趣味嗜好までばっちりおさえられているとは。俺も3人のある程度の好みは分かっているが、ロイクのここまでではない。どうやってその技術を身につけたのか教えて欲しいものだ。


「では、アウィスさんのお相手って、今ロイクさんが言ったような方で正しいのですか?」


「ああそうだよ。言う気は本当になかったんだけどな…」


「ふふふ、ごめんなさいね。では、最後に私もひとついいですか?」


もうここまで知られたら何をされてもいいや、という投げやりな気持ちになる。フィニにはあとで謝らないとな…。不可抗力であったにしろ、いろいろとばれてしまったし。

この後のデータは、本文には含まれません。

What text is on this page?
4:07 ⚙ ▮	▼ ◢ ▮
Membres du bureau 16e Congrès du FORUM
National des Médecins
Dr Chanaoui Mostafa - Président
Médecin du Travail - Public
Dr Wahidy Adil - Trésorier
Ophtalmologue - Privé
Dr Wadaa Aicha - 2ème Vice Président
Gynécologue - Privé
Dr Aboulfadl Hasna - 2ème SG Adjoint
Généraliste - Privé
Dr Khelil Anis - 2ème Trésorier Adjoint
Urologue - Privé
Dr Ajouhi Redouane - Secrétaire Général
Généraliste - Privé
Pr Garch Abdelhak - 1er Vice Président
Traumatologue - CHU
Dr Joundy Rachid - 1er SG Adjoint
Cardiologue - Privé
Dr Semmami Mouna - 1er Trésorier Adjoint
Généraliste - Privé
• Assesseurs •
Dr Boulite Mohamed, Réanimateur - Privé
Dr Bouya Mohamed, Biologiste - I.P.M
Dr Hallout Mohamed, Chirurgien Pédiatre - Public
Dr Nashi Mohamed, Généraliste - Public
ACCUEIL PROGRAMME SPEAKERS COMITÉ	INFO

「その子に許可を取ってからで構わないんで、私にも会わせてもらえませんか?」


「分かった。その程度だったら大丈夫だし、今日聞いてみるよ」


「じゃあ僕も頼む。無理強いはしなくてもいいからな」


「俺も俺もー。アウスが気に入った子とかすごく気になるし」


「分かった分かった。あいつがダメだと言ったらダメだからな!」


 彼女に聞かなくてはいけないことがまた一つ増えてしまった。だけど今日ついてくるとか言わないあたり、皆わきまえてはいる。だからこそ断りにくいのだが。


「それじゃあ、今日はそろそろ」


 そう言って席を立って談話室を後にした。これ以上この場に居ても、絶対にロイクあたりから余計なことを言われそうだったし。次に3人に会うのがいろいろと怖いが。それにしても、守り石の巫女という言葉が彼女とどう関わっているのか。それを聞きに行かなければならない。今日中に彼女に聞きたいこと全てを聞くことはできるのだろうか。